Dorimene. Venite qui, la mia cara Eleonora. Desidero parlarvi da sola a sola. Mio fratello, a quel ch’io credo, è sortito: veggiamo se fosse nel suo gabinetto. (va a vedere per assicurarsene

Eleonora. (Che mai vorrà dirmi?) (da sè) Ella ha dell’amicizia per me: ma la credo più assai interessata per suo fratello, e non mi aspetto niente di consolante per me.

Dorimene. Siamo sole, e possiamo liberamente parlare. Permettete ch’io vi dica, prima di tutto, che, da qualche giorno in qua, vi trovo di una serietà, d’una tristezza, che non convengono alla vostra età.

Eleonora. Quest’è il mio naturale, signora... poco più, poco meno, io sono stata sempre così.

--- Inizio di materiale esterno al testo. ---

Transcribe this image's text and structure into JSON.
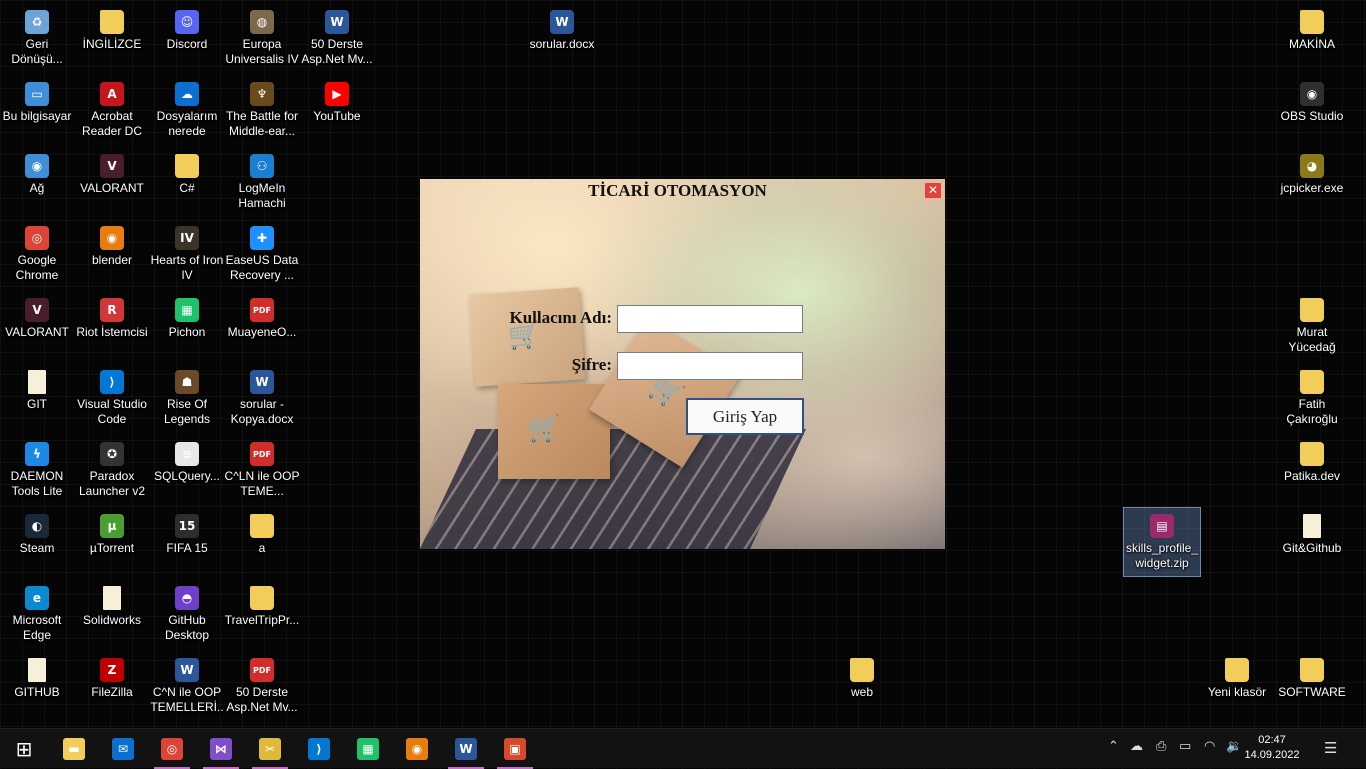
{
  "desktop": {
    "icons": [
      {
        "label": "Geri Dönüşü...",
        "icon": "recycle-bin-icon",
        "glyph": "♻",
        "color": "#6ea3d8"
      },
      {
        "label": "Bu bilgisayar",
        "icon": "computer-icon",
        "glyph": "▭",
        "color": "#3e8fd8"
      },
      {
        "label": "Ağ",
        "icon": "network-icon",
        "glyph": "◉",
        "color": "#3e8fd8"
      },
      {
        "label": "Google Chrome",
        "icon": "chrome-icon",
        "glyph": "◎",
        "color": "#db4437"
      },
      {
        "label": "VALORANT",
        "icon": "valorant-icon",
        "glyph": "V",
        "color": "#4a1d2a"
      },
      {
        "label": "GIT",
        "icon": "file-icon",
        "glyph": "",
        "color": "#f6f0d8"
      },
      {
        "label": "DAEMON Tools Lite",
        "icon": "daemon-tools-icon",
        "glyph": "ϟ",
        "color": "#1e88e5"
      },
      {
        "label": "Steam",
        "icon": "steam-icon",
        "glyph": "◐",
        "color": "#1b2838"
      },
      {
        "label": "Microsoft Edge",
        "icon": "edge-icon",
        "glyph": "e",
        "color": "#0c8ad1"
      },
      {
        "label": "GITHUB",
        "icon": "file-icon",
        "glyph": "",
        "color": "#f6f0d8"
      },
      {
        "label": "İNGİLİZCE",
        "icon": "folder-icon",
        "glyph": "",
        "color": "#f3cd5a"
      },
      {
        "label": "Acrobat Reader DC",
        "icon": "acrobat-icon",
        "glyph": "A",
        "color": "#c4161c"
      },
      {
        "label": "VALORANT",
        "icon": "valorant-icon",
        "glyph": "V",
        "color": "#4a1d2a"
      },
      {
        "label": "blender",
        "icon": "blender-icon",
        "glyph": "◉",
        "color": "#e87d0d"
      },
      {
        "label": "Riot İstemcisi",
        "icon": "riot-icon",
        "glyph": "R",
        "color": "#d13639"
      },
      {
        "label": "Visual Studio Code",
        "icon": "vscode-icon",
        "glyph": "⟩",
        "color": "#0078d4"
      },
      {
        "label": "Paradox Launcher v2",
        "icon": "paradox-icon",
        "glyph": "✪",
        "color": "#333"
      },
      {
        "label": "µTorrent",
        "icon": "utorrent-icon",
        "glyph": "µ",
        "color": "#4a9d2f"
      },
      {
        "label": "Solidworks",
        "icon": "file-icon",
        "glyph": "",
        "color": "#f6f0d8"
      },
      {
        "label": "FileZilla",
        "icon": "filezilla-icon",
        "glyph": "Z",
        "color": "#bf0000"
      },
      {
        "label": "Discord",
        "icon": "discord-icon",
        "glyph": "☺",
        "color": "#5865f2"
      },
      {
        "label": "Dosyalarım nerede",
        "icon": "onedrive-icon",
        "glyph": "☁",
        "color": "#0a6fd1"
      },
      {
        "label": "C#",
        "icon": "folder-icon",
        "glyph": "",
        "color": "#f3cd5a"
      },
      {
        "label": "Hearts of Iron IV",
        "icon": "hoi4-icon",
        "glyph": "IV",
        "color": "#3a342a"
      },
      {
        "label": "Pichon",
        "icon": "pichon-icon",
        "glyph": "▦",
        "color": "#1ec26b"
      },
      {
        "label": "Rise Of Legends",
        "icon": "rise-of-legends-icon",
        "glyph": "☗",
        "color": "#6b4a2a"
      },
      {
        "label": "SQLQuery...",
        "icon": "sql-file-icon",
        "glyph": "≡",
        "color": "#e8e8e8"
      },
      {
        "label": "FIFA 15",
        "icon": "fifa-icon",
        "glyph": "15",
        "color": "#2d2d2d"
      },
      {
        "label": "GitHub Desktop",
        "icon": "github-icon",
        "glyph": "◓",
        "color": "#6e40c9"
      },
      {
        "label": "C^N ile OOP TEMELLERİ...",
        "icon": "word-icon",
        "glyph": "W",
        "color": "#2b579a"
      },
      {
        "label": "Europa Universalis IV",
        "icon": "eu4-icon",
        "glyph": "◍",
        "color": "#7a6a4a"
      },
      {
        "label": "The Battle for Middle-ear...",
        "icon": "bfme-icon",
        "glyph": "♆",
        "color": "#6a4a1a"
      },
      {
        "label": "LogMeIn Hamachi",
        "icon": "hamachi-icon",
        "glyph": "⚇",
        "color": "#1a7fd0"
      },
      {
        "label": "EaseUS Data Recovery ...",
        "icon": "easeus-icon",
        "glyph": "✚",
        "color": "#1e90ff"
      },
      {
        "label": "MuayeneO...",
        "icon": "pdf-icon",
        "glyph": "PDF",
        "color": "#d22d2d"
      },
      {
        "label": "sorular - Kopya.docx",
        "icon": "word-icon",
        "glyph": "W",
        "color": "#2b579a"
      },
      {
        "label": "C^LN ile OOP TEME...",
        "icon": "pdf-icon",
        "glyph": "PDF",
        "color": "#d22d2d"
      },
      {
        "label": "a",
        "icon": "folder-icon",
        "glyph": "",
        "color": "#f3cd5a"
      },
      {
        "label": "TravelTripPr...",
        "icon": "folder-icon",
        "glyph": "",
        "color": "#f3cd5a"
      },
      {
        "label": "50 Derste Asp.Net Mv...",
        "icon": "pdf-icon",
        "glyph": "PDF",
        "color": "#d22d2d"
      },
      {
        "label": "50 Derste Asp.Net Mv...",
        "icon": "word-icon",
        "glyph": "W",
        "color": "#2b579a"
      },
      {
        "label": "YouTube",
        "icon": "youtube-icon",
        "glyph": "▶",
        "color": "#ff0000"
      },
      {
        "label": "sorular.docx",
        "icon": "word-icon",
        "glyph": "W",
        "color": "#2b579a"
      },
      {
        "label": "web",
        "icon": "folder-icon",
        "glyph": "",
        "color": "#f3cd5a"
      },
      {
        "label": "skills_profile_widget.zip",
        "icon": "zip-archive-icon",
        "glyph": "▤",
        "color": "#9b2a6a",
        "selected": true
      },
      {
        "label": "Yeni klasör",
        "icon": "folder-icon",
        "glyph": "",
        "color": "#f3cd5a"
      },
      {
        "label": "MAKİNA",
        "icon": "folder-icon",
        "glyph": "",
        "color": "#f3cd5a"
      },
      {
        "label": "OBS Studio",
        "icon": "obs-icon",
        "glyph": "◉",
        "color": "#302e31"
      },
      {
        "label": "jcpicker.exe",
        "icon": "jcpicker-icon",
        "glyph": "◕",
        "color": "#8a7a1a"
      },
      {
        "label": "Murat Yücedağ",
        "icon": "folder-icon",
        "glyph": "",
        "color": "#f3cd5a"
      },
      {
        "label": "Fatih Çakıroğlu",
        "icon": "folder-icon",
        "glyph": "",
        "color": "#f3cd5a"
      },
      {
        "label": "Patika.dev",
        "icon": "folder-icon",
        "glyph": "",
        "color": "#f3cd5a"
      },
      {
        "label": "Git&Github",
        "icon": "file-icon",
        "glyph": "",
        "color": "#f6f0d8"
      },
      {
        "label": "SOFTWARE",
        "icon": "folder-icon",
        "glyph": "",
        "color": "#f3cd5a"
      }
    ]
  },
  "window": {
    "title": "TİCARİ OTOMASYON",
    "close_glyph": "✕",
    "username_label": "Kullacını Adı:",
    "username_value": "",
    "password_label": "Şifre:",
    "password_value": "",
    "login_button": "Giriş Yap"
  },
  "taskbar": {
    "apps": [
      {
        "icon": "windows-start-icon",
        "glyph": "⊞",
        "color": "transparent",
        "running": false
      },
      {
        "icon": "file-explorer-icon",
        "glyph": "▬",
        "color": "#f3cd5a",
        "running": false
      },
      {
        "icon": "mail-icon",
        "glyph": "✉",
        "color": "#0a6fd1",
        "running": false
      },
      {
        "icon": "chrome-icon",
        "glyph": "◎",
        "color": "#db4437",
        "running": true
      },
      {
        "icon": "visual-studio-icon",
        "glyph": "⋈",
        "color": "#7e4fc9",
        "running": true
      },
      {
        "icon": "snipping-tool-icon",
        "glyph": "✂",
        "color": "#e0b83a",
        "running": true
      },
      {
        "icon": "vscode-icon",
        "glyph": "⟩",
        "color": "#0078d4",
        "running": false
      },
      {
        "icon": "pichon-icon",
        "glyph": "▦",
        "color": "#1ec26b",
        "running": false
      },
      {
        "icon": "blender-icon",
        "glyph": "◉",
        "color": "#e87d0d",
        "running": false
      },
      {
        "icon": "word-icon",
        "glyph": "W",
        "color": "#2b579a",
        "running": true
      },
      {
        "icon": "app-window-icon",
        "glyph": "▣",
        "color": "#d44a2a",
        "running": true
      }
    ],
    "tray": [
      {
        "icon": "chevron-up-icon",
        "glyph": "⌃"
      },
      {
        "icon": "cloud-sync-icon",
        "glyph": "☁"
      },
      {
        "icon": "meet-now-icon",
        "glyph": "⎙"
      },
      {
        "icon": "battery-icon",
        "glyph": "▭"
      },
      {
        "icon": "wifi-icon",
        "glyph": "◠"
      },
      {
        "icon": "volume-icon",
        "glyph": "🔉"
      }
    ],
    "time": "02:47",
    "date": "14.09.2022",
    "notification_glyph": "☰"
  }
}
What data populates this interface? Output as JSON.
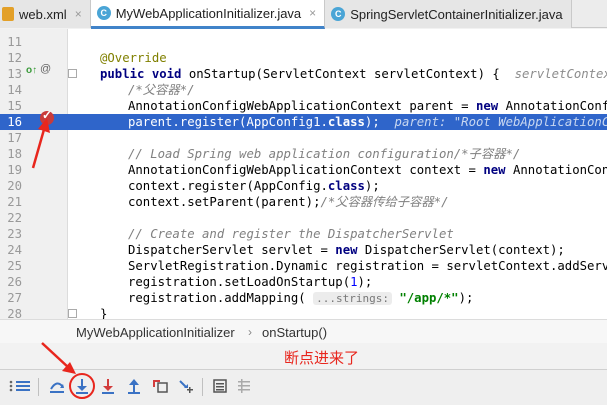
{
  "tabs": [
    {
      "label": "web.xml",
      "icon": "xml-file-icon",
      "active": false
    },
    {
      "label": "MyWebApplicationInitializer.java",
      "icon": "java-class-icon",
      "active": true
    },
    {
      "label": "SpringServletContainerInitializer.java",
      "icon": "java-class-icon",
      "active": false
    }
  ],
  "editor": {
    "line_numbers": [
      "11",
      "12",
      "13",
      "14",
      "15",
      "16",
      "17",
      "18",
      "19",
      "20",
      "21",
      "22",
      "23",
      "24",
      "25",
      "26",
      "27",
      "28"
    ],
    "lines": {
      "l12_ann": "@Override",
      "l13_kw1": "public",
      "l13_kw2": "void",
      "l13_code": " onStartup(ServletContext servletContext) {",
      "l13_hint": "servletContext: A",
      "l14_cmt": "/*父容器*/",
      "l15_code": "AnnotationConfigWebApplicationContext parent = ",
      "l15_kw": "new",
      "l15_code2": " AnnotationConfigWe",
      "l16_code": "parent.register(AppConfig1.",
      "l16_kw": "class",
      "l16_code2": ");",
      "l16_hint": "parent: \"Root WebApplicationConte",
      "l18_cmt": "// Load Spring web application configuration/*子容器*/",
      "l19_code": "AnnotationConfigWebApplicationContext context = ",
      "l19_kw": "new",
      "l19_code2": " AnnotationConfigWe",
      "l20_code": "context.register(AppConfig.",
      "l20_kw": "class",
      "l20_code2": ");",
      "l21_code": "context.setParent(parent);",
      "l21_cmt": "/*父容器传给子容器*/",
      "l23_cmt": "// Create and register the DispatcherServlet",
      "l24_code": "DispatcherServlet servlet = ",
      "l24_kw": "new",
      "l24_code2": " DispatcherServlet(context);",
      "l25_code": "ServletRegistration.Dynamic registration = servletContext.addServlet(",
      "l26_code": "registration.setLoadOnStartup(",
      "l26_num": "1",
      "l26_code2": ");",
      "l27_code": "registration.addMapping(",
      "l27_inlay": "...strings:",
      "l27_str": "\"/app/*\"",
      "l27_code2": ");",
      "l28_code": "}"
    },
    "current_line": "16"
  },
  "breadcrumb": [
    "MyWebApplicationInitializer",
    "onStartup()"
  ],
  "annotation": "断点进来了",
  "toolbar_icons": [
    "restore-layout-icon",
    "show-execution-point-icon",
    "step-over-icon",
    "step-into-icon",
    "force-step-into-icon",
    "step-out-icon",
    "drop-frame-icon",
    "run-to-cursor-icon",
    "evaluate-expression-icon",
    "trace-icon"
  ],
  "colors": {
    "highlight": "#2f65ca",
    "keyword": "#000080",
    "annotation_red": "#e8261d",
    "comment": "#808080",
    "breakpoint": "#c93b3b"
  }
}
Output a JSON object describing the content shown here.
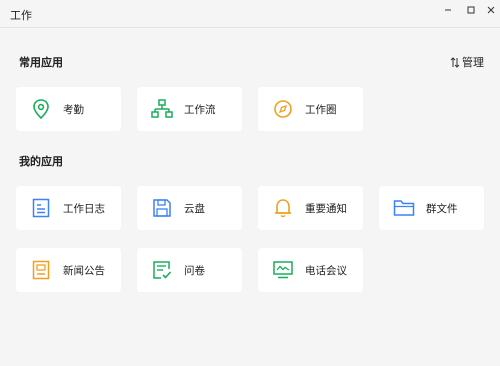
{
  "window": {
    "title": "工作"
  },
  "sections": {
    "common": {
      "title": "常用应用",
      "manage_label": "管理"
    },
    "mine": {
      "title": "我的应用"
    }
  },
  "common_apps": [
    {
      "label": "考勤",
      "icon": "location-pin-icon",
      "color": "#1aad5a"
    },
    {
      "label": "工作流",
      "icon": "workflow-icon",
      "color": "#1aad5a"
    },
    {
      "label": "工作圈",
      "icon": "compass-icon",
      "color": "#f0a020"
    }
  ],
  "my_apps": [
    {
      "label": "工作日志",
      "icon": "document-icon",
      "color": "#3b82f6"
    },
    {
      "label": "云盘",
      "icon": "disk-icon",
      "color": "#3b82f6"
    },
    {
      "label": "重要通知",
      "icon": "bell-icon",
      "color": "#f0a020"
    },
    {
      "label": "群文件",
      "icon": "folder-icon",
      "color": "#3b82f6"
    },
    {
      "label": "新闻公告",
      "icon": "news-icon",
      "color": "#f0a020"
    },
    {
      "label": "问卷",
      "icon": "survey-icon",
      "color": "#1aad5a"
    },
    {
      "label": "电话会议",
      "icon": "monitor-icon",
      "color": "#1aad5a"
    }
  ]
}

Dorimene. No, no, scusatemi. Quando siete arrivata a Parigi, non avevate quell’aria tetra, che ora è dipinta sul vostro volto. Voi vi siete intieramente cangiata, e certamente non l’avete fatto senza motivo.

Eleonora. Io non mi accorgo di un tal cambiamento.

Dorimene. Eh! fanciulla amatissima, voi mi nasconclete la verità: voi non vi fidate di me. Rendetemi un poco più di giustizia, e non crediate che avendo intavolato un progetto di matrimonio fra voi e mio fratello, abbia io la pazza ambizione di farlo riuscire a dispetto del vostro cuore. Ditemi liberamente la vostra intenzione: parlatemi con sincerità, e vedrete s’io vi sono amica davvero.

Eleonora. (Se potessi fidarmi... ma no...) (da sè

Dorimene. Avete voi dell’avversione per mio fratello?

  1. In questo atto il Goldoni si serbò più fedele al proprio manoscritto francese.